I was a good student before I got to high school and never got in trouble…but when I got to high school things changed, I really wanted to fit in…and not with the dorks.  The kids I chose to hang with all smoked weed.  So I did too.  We started smoking after school…and eventually I was smoking instead of school.

To fit in with my new friends…I had to look like them and dress like them and buy clothes we couldn’t afford.  That’s when I started selling drugs and eventually got caught.
The Phoenix Academy gave me a chance to change all of that but was I eager to take it?…NO!  I was not easy to deal with.  I didn’t like all of the rules, all of the chores all they wanted me to do, and I had no trouble telling everyone about it.  I wouldn’t shut up!

Things began to change when I started school.  This was a different kind of school, with different kinds of teachers, and I discovered that I could be a much better student than I ever imagined.

But that was school, it took me longer to get with the rest of the program…and it never would have happened if it weren’t for my counselors. They never stopped bugging me; they always stayed on my back…and finally got me to understand that the academy was my last best chance…to become the person I really wanted to be.

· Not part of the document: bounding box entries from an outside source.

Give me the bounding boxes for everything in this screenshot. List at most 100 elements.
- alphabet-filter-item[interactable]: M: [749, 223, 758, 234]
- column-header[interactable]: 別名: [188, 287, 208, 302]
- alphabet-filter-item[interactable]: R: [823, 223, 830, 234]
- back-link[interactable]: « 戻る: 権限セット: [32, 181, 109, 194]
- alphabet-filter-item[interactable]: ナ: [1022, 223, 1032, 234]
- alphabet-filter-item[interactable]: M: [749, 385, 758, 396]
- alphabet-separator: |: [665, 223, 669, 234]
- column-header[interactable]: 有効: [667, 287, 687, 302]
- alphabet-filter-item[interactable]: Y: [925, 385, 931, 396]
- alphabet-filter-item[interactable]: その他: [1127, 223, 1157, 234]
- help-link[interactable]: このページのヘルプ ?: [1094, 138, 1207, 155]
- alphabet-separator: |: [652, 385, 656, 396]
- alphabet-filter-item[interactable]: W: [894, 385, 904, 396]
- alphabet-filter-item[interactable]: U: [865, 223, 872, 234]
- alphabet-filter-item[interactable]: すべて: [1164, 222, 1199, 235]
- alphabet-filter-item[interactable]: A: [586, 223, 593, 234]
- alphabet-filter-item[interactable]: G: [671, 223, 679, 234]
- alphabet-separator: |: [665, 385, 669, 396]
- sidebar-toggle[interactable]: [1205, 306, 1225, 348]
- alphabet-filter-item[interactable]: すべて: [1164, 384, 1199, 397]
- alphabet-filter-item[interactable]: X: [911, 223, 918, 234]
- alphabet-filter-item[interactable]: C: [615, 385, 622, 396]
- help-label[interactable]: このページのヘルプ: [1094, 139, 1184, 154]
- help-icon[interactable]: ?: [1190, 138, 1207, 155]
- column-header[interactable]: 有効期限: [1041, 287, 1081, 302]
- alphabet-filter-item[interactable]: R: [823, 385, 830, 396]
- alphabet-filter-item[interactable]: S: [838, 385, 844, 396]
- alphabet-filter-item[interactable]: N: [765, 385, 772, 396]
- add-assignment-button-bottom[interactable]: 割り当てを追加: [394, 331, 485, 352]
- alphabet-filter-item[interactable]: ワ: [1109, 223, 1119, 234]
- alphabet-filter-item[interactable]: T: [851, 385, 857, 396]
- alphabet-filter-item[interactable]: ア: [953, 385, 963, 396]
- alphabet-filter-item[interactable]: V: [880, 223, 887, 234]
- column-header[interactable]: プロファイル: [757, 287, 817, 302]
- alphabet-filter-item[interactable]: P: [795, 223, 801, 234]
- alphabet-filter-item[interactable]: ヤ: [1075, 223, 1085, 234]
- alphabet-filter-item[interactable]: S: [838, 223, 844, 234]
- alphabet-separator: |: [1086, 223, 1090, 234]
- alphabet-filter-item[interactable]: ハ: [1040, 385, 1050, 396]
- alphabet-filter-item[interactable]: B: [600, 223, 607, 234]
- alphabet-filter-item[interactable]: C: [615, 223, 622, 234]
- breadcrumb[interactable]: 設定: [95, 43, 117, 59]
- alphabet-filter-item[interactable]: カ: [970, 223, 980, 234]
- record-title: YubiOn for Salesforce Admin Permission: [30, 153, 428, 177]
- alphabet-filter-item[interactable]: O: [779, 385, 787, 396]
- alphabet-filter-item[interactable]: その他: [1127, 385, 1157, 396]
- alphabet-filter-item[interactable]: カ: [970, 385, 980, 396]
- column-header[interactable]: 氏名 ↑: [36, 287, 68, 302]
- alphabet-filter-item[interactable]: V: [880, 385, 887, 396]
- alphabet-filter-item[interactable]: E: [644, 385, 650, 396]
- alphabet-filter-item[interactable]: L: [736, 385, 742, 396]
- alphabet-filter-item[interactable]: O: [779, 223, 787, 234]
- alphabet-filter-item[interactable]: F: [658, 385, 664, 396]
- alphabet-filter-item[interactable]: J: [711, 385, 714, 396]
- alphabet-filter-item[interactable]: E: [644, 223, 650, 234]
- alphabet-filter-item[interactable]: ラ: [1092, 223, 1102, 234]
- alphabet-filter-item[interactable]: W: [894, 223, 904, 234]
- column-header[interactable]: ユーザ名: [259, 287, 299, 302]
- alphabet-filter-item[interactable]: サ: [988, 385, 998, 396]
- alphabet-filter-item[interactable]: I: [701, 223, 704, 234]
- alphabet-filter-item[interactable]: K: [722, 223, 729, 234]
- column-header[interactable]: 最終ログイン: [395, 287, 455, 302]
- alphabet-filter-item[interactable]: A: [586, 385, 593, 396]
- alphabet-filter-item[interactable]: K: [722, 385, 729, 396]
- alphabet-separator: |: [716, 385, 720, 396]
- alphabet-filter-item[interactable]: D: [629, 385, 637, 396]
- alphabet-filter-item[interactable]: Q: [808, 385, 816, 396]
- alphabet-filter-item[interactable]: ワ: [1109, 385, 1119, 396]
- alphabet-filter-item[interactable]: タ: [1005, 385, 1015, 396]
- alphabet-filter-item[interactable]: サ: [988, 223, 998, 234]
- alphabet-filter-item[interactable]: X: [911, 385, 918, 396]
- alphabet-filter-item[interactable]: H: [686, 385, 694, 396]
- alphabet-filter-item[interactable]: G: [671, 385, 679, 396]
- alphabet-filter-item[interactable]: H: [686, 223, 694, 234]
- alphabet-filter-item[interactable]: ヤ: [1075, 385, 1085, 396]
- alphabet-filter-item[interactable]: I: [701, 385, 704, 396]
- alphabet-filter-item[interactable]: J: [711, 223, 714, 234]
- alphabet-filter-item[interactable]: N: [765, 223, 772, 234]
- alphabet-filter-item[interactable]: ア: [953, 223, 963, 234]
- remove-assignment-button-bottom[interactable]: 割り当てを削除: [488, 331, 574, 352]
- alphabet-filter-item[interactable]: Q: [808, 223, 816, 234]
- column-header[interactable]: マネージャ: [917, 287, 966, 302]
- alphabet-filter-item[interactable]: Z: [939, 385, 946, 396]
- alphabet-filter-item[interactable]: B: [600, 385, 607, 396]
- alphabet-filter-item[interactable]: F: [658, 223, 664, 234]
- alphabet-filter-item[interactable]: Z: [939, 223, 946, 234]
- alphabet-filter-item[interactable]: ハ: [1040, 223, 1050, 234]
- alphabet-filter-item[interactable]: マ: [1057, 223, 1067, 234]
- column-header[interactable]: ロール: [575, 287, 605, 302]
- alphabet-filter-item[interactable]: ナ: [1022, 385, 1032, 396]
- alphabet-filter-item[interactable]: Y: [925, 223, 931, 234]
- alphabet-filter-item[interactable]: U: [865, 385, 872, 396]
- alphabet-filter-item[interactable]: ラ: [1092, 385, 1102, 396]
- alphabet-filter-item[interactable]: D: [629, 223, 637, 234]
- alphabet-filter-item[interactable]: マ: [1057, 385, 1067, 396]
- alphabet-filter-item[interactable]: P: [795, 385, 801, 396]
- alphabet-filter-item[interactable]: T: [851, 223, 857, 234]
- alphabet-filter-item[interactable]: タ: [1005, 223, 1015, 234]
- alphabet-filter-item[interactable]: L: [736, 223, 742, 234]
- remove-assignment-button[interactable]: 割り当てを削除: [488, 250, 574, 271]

For me, that was the great lesson at Phoenix House, coming to know who I really wanted to be.  I‘m not there yet, but I’m getting there. I finished up at the Academy last December.  I’m making up the credits I need to get into college.  I want to study Performing Arts.  My dream is to become an actress.

I’ve made it to Broadway already…working at McDonald’s and someday I have to be on stage.  I’m grateful to everyone who’s helped me get this far…everyone at the Phoenix Academy who gave me such a hard time…Leslie, Geraldine, Jazmine, Jessica, Tamanda, Tina, Earl, Kenny… and most importantly my Mom who never gave up on me and is always there for me.